Load balancing across multiple Kibana instancesedit

To serve multiple Kibana installations behind a load balancer, you must change the configuration. See Configuring Kibana for details on each setting.

These settings must be unique across each Kibana instance:

server.uuid // if not provided, this is autogenerated
server.name
path.data
pid.file
server.port

When using a file appender, the target file must also be unique:

logging:
  appenders:
    default:
      type: file
      fileName: /unique/path/per/instance

Settings that must be the same:

xpack.security.encryptionKey //decrypting session information
xpack.security.authc.* // authentication configuration
xpack.security.session.* // session configuration
xpack.reporting.encryptionKey //decrypting reports
xpack.encryptedSavedObjects.encryptionKey // decrypting saved objects
xpack.encryptedSavedObjects.keyRotation.decryptionOnlyKeys // saved objects encryption key rotation, if any

If the authentication configuration does not match, sessions from unrecognized providers in each Kibana instance will be deleted during that instance’s regular session cleanup. Similarly, inconsistencies in session configuration can also lead to undesired session logouts.
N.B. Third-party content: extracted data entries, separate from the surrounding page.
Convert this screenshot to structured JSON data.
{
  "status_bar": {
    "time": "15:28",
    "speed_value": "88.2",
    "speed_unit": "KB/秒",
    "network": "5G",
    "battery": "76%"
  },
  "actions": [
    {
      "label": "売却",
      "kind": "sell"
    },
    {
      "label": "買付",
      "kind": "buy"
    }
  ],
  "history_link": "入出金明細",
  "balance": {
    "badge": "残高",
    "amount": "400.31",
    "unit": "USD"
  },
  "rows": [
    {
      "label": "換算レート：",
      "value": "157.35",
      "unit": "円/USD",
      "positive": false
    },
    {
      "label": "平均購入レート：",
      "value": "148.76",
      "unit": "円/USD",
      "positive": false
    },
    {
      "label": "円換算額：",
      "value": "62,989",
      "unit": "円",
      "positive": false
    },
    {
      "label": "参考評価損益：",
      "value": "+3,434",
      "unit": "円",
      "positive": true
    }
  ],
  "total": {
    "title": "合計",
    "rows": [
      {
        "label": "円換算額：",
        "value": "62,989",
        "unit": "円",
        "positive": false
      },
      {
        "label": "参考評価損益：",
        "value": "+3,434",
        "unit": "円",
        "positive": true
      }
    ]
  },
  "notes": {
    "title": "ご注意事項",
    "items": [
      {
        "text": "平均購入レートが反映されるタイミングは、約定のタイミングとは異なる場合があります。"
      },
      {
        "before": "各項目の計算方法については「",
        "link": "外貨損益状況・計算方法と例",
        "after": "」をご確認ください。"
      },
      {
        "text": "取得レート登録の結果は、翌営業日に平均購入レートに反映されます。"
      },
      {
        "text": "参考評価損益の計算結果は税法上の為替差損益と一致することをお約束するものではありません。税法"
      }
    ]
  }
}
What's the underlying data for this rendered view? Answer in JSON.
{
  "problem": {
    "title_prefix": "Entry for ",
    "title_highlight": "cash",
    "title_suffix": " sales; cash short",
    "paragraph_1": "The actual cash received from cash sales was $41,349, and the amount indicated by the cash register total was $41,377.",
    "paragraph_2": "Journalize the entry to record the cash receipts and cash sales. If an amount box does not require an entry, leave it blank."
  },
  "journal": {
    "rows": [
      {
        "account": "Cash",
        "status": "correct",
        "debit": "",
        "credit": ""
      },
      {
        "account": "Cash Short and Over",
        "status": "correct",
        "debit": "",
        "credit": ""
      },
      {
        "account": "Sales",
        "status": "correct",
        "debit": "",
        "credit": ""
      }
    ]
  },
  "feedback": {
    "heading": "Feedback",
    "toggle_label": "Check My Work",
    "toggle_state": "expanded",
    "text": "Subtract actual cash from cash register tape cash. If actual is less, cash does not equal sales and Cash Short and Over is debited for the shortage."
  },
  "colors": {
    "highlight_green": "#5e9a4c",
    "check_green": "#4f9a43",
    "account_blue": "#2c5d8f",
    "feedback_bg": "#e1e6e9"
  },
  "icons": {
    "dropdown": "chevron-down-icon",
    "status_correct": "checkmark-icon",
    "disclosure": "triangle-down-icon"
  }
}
This also applies to any Kibana instances that are backed by the same Elasticsearch instance and share the same kibana.index, even if they are not behind the same load balancer.

Separate configuration files can be used from the command line by using the -c flag:

bin/kibana -c config/instance1.yml
bin/kibana -c config/instance2.yml

Accessing multiple load-balanced Kibana clustersedit

To access multiple load-balanced Kibana clusters from the same browser, explicitly set xpack.security.cookieName to the same value in the Kibana configuration of each Kibana instance.

Each Kibana cluster must have a different value of xpack.security.cookieName.

This avoids conflicts between cookies from the different Kibana instances.

This will achieve seamless high availability and keep the session active in case of failure from the currently used instance.

High availability across multiple Elasticsearch nodesedit

Kibana can be configured to connect to multiple Elasticsearch nodes in the same cluster. In situations where a node becomes unavailable, Kibana will transparently connect to an available node and continue operating. Requests to available hosts will be routed in a round robin fashion.

In kibana.yml:

elasticsearch.hosts:
  - http://elasticsearch1:9200
  - http://elasticsearch2:9200

Related configurations include elasticsearch.sniffInterval, elasticsearch.sniffOnStart, and elasticsearch.sniffOnConnectionFault. These can be used to automatically update the list of hosts as a cluster is resized. Parameters can be found on the settings page.

Memoryedit

Kibana has a default memory limit that scales based on total memory available. In some scenarios, such as large reporting jobs, it may make sense to tweak limits to meet more specific requirements.

A limit can be defined by setting --max-old-space-size in the node.options config file found inside the kibana/config folder or any other folder configured with the environment variable KBN_PATH_CONF. For example, in the Debian-based system, the folder is /etc/kibana.

The option accepts a limit in MB:

--max-old-space-size=2048

OpenSSL Legacy Provideredit

Starting in 8.10.0, Kibana has upgraded its runtime environment, Node.js, from version 16 to version 18 and with it the underlying version of OpenSSL to version 3. Algorithms deemed legacy by OpenSSL 3 have been re-enabled to avoid potential breaking changes in a minor version release of Kibana. If SSL certificates configured for Kibana are not using any of the legacy algorithms mentioned in the OpenSSL legacy provider documentation, we recommend disabling this setting by removing --openssl-legacy-provider in the node.options config file.